Although I have written hundreds of them over the years, customer success stories and case studies are still my favorite copywriting project and tool for technical sales and marketing. If you are a technology marketer, you know the power of customer stories for bringing life to complex and sometimes boring technology products.
Whether you're a marketer or a writer, I'm happy to recommend a terrific new book, Stories That Sell by Casey Hibbard. It presents clear, in-depth, and relevant guidance on producing case studies and managing customer reference programs. I rarely give a five-star review on Amazon, but this book deserves it -- and a place on your marketing bookshelf. Check out the book here.
Read on for a taste of Casey's ideas. In this guest post, she discusses a case study challenge that often arises in technology sales: purchase decisions that are made by both business and technical buyers.
Consider Casey's insights, then share your tips for targeting decision-makers with customer case studies and success stories by commenting on this post.
Speak to the Right Decision-Maker in Your Case Study, by Casey Hibbard
In selling technology, customer case studies educate buyers about complex solutions and validate a pricey investment better than just about anything else.
Yet many technology companies miss the mark with case studies. They break a major tenet of Marketing 101 – failing to target the right audience. A case study simply isn’t one-size-fits-all.
If you’re selling a technology solution, a case study should address the technology benefits, right?

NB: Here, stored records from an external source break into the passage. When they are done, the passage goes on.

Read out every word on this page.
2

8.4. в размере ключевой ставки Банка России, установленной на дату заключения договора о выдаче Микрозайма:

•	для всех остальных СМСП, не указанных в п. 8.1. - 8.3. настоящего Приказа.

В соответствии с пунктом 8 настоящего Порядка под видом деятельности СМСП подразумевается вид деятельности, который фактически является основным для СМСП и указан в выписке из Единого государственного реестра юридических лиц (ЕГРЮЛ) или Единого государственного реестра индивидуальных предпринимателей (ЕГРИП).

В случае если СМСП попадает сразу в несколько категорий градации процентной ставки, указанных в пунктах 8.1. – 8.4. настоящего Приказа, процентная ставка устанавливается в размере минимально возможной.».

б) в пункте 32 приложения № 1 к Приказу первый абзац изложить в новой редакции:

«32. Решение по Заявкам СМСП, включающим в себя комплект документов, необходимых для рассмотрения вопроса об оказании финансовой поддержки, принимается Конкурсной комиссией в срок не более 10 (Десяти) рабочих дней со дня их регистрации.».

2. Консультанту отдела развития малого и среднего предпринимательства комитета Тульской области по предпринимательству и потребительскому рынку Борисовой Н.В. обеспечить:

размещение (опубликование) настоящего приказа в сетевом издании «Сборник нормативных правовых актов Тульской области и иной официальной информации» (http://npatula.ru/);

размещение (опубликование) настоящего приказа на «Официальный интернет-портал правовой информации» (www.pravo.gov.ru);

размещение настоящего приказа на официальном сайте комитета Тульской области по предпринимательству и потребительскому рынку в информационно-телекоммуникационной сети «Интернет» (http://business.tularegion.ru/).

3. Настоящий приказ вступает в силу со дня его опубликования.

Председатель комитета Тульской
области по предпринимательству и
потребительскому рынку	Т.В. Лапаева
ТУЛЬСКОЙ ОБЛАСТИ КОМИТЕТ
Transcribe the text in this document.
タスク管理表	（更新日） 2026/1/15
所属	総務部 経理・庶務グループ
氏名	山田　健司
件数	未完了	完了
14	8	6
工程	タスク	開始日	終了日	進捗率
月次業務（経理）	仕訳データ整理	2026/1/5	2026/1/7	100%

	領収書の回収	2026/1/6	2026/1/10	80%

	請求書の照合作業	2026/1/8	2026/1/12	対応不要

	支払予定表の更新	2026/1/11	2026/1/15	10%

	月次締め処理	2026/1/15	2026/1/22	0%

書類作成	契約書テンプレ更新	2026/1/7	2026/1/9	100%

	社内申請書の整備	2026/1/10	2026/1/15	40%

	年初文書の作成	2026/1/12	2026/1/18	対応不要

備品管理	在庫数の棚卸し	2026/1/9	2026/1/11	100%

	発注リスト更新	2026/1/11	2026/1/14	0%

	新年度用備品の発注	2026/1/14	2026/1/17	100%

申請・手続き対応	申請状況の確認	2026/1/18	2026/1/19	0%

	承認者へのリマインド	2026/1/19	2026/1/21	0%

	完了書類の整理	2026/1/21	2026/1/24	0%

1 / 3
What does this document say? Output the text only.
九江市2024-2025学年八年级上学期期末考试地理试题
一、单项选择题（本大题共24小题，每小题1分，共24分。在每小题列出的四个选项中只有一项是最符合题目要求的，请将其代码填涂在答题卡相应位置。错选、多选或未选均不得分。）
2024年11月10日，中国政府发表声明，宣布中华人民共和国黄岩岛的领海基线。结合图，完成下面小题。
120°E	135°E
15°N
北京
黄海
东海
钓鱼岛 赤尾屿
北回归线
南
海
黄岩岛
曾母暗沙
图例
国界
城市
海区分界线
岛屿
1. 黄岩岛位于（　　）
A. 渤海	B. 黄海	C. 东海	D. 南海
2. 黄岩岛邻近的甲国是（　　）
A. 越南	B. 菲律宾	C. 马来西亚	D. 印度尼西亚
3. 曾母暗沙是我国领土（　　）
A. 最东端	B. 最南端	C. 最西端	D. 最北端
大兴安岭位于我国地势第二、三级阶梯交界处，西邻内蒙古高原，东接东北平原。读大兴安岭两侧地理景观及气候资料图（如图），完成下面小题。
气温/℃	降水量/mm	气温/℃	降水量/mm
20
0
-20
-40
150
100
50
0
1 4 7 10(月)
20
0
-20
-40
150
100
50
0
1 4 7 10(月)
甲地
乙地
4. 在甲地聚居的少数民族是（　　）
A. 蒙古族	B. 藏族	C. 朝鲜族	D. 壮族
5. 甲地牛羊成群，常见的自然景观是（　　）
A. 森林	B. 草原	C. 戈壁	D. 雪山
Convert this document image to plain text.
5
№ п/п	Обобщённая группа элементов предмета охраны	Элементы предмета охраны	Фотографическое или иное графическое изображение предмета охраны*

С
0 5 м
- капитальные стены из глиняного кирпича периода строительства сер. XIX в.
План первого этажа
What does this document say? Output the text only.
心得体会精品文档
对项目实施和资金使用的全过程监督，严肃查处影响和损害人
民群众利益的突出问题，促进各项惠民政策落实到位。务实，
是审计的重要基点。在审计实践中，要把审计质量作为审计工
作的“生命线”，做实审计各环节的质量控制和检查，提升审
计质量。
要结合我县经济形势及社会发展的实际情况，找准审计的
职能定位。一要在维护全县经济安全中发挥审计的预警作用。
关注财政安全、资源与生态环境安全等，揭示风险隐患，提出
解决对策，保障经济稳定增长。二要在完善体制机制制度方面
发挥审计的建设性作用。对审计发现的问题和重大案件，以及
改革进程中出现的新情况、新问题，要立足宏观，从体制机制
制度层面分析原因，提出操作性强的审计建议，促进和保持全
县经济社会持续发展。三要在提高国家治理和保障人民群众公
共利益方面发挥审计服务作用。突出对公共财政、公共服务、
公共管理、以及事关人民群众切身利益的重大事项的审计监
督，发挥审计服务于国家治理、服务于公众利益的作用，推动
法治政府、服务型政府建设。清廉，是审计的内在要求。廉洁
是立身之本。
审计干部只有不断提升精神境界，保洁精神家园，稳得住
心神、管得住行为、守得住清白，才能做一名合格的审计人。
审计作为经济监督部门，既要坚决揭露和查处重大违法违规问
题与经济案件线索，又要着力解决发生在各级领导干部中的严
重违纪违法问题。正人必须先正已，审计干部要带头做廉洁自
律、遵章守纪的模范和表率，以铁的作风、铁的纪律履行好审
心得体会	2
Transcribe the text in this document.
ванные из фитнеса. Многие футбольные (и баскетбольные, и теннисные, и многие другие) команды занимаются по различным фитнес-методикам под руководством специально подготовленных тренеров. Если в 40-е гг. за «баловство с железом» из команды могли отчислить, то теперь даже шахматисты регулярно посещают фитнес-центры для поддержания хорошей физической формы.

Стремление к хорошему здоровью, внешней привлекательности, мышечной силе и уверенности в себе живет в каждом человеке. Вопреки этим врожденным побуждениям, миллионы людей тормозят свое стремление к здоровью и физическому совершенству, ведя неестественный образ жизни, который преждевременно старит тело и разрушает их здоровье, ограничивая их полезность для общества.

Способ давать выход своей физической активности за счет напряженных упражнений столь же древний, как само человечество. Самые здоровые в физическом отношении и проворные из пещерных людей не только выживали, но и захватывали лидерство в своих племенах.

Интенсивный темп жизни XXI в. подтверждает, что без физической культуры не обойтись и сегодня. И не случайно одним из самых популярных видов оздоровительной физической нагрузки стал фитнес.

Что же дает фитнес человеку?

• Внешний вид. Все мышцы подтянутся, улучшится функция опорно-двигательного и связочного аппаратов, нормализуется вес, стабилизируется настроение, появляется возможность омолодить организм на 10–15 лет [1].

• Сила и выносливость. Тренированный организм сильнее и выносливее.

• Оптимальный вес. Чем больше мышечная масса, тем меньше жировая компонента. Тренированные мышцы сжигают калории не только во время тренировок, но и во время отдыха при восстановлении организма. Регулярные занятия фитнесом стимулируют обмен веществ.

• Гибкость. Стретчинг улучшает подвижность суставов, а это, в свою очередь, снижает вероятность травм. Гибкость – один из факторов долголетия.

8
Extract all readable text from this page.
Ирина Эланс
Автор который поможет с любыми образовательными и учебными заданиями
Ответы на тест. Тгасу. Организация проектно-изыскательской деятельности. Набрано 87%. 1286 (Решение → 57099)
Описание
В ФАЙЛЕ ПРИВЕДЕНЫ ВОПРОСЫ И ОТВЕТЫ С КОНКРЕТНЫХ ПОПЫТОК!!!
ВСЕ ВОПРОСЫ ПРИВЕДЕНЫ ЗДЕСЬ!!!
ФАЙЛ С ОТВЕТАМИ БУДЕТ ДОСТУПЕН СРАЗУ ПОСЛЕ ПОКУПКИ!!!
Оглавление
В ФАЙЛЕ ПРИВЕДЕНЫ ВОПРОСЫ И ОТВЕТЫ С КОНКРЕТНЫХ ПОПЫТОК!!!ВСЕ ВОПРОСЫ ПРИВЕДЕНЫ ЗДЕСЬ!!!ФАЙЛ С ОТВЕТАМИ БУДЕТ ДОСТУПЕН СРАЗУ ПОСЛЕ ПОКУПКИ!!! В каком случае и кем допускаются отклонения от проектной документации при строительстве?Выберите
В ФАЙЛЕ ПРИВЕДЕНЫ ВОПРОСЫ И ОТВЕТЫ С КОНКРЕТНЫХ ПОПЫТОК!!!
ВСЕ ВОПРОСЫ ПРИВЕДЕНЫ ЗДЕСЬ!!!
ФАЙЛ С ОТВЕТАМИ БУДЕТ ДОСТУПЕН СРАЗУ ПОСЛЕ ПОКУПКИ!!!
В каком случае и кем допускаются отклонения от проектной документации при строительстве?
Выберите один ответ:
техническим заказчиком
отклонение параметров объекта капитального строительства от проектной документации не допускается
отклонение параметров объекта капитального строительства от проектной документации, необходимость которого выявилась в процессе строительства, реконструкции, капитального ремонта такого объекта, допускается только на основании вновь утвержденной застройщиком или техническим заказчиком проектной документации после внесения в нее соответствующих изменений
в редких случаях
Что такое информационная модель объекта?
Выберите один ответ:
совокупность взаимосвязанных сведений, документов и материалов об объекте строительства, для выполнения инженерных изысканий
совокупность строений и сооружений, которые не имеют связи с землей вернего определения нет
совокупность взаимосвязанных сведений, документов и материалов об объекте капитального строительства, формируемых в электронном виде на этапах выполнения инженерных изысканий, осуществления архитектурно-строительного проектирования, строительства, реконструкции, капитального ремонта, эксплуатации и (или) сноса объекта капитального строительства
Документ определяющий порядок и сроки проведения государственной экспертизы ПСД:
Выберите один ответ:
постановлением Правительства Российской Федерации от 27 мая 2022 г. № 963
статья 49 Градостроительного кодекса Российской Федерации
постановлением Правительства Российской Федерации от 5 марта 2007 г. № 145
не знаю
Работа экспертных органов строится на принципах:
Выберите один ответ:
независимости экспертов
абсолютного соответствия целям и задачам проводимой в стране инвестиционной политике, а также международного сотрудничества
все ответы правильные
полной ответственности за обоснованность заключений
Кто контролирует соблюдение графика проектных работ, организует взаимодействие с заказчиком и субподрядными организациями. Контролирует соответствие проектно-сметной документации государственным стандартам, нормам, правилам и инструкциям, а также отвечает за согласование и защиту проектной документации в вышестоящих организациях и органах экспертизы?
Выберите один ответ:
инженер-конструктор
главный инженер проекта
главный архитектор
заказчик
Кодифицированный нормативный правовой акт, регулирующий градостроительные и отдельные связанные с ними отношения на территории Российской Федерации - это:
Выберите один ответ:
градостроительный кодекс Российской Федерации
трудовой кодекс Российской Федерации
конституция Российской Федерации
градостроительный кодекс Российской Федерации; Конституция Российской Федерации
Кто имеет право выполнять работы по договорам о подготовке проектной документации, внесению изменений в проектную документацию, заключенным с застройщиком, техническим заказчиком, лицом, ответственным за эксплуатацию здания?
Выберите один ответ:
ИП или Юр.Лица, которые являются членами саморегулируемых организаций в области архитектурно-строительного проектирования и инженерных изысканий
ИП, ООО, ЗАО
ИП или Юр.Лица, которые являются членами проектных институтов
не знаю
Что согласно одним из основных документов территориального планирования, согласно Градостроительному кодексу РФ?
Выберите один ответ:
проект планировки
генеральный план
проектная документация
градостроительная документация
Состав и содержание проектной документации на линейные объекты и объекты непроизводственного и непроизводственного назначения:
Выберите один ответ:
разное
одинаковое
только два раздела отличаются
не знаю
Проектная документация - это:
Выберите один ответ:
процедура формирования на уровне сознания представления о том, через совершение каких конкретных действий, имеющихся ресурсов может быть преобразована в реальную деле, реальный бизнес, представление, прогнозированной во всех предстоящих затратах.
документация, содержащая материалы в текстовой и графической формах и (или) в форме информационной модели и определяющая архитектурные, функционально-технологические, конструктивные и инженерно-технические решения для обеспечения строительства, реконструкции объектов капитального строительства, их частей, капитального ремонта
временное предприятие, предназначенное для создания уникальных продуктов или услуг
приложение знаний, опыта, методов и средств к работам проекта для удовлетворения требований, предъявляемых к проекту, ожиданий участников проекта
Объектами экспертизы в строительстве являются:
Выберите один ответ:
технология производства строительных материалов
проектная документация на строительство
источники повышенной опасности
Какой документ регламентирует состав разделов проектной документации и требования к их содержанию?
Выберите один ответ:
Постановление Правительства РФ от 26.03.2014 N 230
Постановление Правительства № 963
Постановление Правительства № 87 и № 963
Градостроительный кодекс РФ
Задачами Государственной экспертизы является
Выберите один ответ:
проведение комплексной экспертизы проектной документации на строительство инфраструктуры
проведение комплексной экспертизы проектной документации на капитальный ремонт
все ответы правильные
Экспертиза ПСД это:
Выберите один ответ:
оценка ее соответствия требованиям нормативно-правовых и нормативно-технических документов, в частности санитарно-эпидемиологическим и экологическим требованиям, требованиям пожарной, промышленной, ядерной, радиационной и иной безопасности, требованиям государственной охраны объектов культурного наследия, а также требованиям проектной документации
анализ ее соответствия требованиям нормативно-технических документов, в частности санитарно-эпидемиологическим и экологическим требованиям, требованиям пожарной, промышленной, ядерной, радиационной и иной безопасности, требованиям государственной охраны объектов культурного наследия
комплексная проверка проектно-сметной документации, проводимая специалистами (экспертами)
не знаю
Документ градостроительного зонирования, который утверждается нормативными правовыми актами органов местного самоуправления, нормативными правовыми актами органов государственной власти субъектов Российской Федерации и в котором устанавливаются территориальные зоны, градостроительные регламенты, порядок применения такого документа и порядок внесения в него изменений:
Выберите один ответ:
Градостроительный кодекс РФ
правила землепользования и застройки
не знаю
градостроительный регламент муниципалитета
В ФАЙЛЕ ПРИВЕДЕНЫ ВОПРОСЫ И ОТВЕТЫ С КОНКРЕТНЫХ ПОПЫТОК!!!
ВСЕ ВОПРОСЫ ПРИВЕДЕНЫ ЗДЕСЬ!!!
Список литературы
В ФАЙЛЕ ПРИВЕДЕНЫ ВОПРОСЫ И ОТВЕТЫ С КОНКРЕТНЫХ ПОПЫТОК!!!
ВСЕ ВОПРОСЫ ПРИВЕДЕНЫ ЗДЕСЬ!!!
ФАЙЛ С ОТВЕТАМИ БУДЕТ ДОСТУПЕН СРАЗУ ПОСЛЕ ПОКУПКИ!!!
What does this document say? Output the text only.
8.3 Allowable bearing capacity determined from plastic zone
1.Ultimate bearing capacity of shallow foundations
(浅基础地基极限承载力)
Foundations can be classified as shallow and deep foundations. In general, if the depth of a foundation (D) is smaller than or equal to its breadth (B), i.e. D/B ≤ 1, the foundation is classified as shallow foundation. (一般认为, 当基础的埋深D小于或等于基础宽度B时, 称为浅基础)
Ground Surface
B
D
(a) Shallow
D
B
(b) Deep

Wrong. In fact, a case study should only focus on technology benefits if the key decision-maker is in a technical role. Maybe the reader is an executive, a business unit manager or an end user.
Ideally, the decision-maker should see themselves and their organization reflected in a case study. A case study will “click” for readers when the industry matches, the challenges match and the individuals quoted match the prospect’s situation.
Whether you’re a writer or marketer, here are four questions to ask to help you target the right decision-maker with the right information.
Who’s the primary decision-maker?
Find out who in the customer’s organization typically makes the purchase decision. Is it one type of professional or usually a selection committee comprised of various types?
If you can’t answer this question, survey the sales force formally or informally. Ask a few sales reps to tell you who (roles) actually made the purchase decision in recent sales.
What matters to the audience?
If the key decision-maker is in a technical role… focus on the specific technology benefits that person cares about. Technical people typically want more “how it works” information, as well as details about maintenance, training and support. Find out from internal sources about the technical decision-maker’s common concerns, and ask interview questions accordingly.
If the key decision-maker is in a business role… emphasize business benefits and measurable results. Also learn the business decision-maker’s primary concerns and ensure you address them in the interview.
Can you accomplish the goal in one story?
When multiple people are involved in the purchase decision, decide whether you can achieve your objectives in a single case study. Some organizations create “technical case studies” and “business cases” to address multiple audiences.
But not every organization has the resources for both. If you create a single case study, include more business benefits with some mention of technical benefits. Then supplement the case study for technical audiences with other marketing materials that address technical “how” questions, such as white papers or other collateral.
Can I interview a person in a similar job title?
For the greatest impact, match the person quoted in your case study with the type of person that will read the story. The job titles should be similar. Again, if the story addresses multiple decision-makers, try to interview more than one person.
Always keep your audience top of mind, and check back regularly with sales and marketing contacts to ensure that the case studies continue to hit their targets.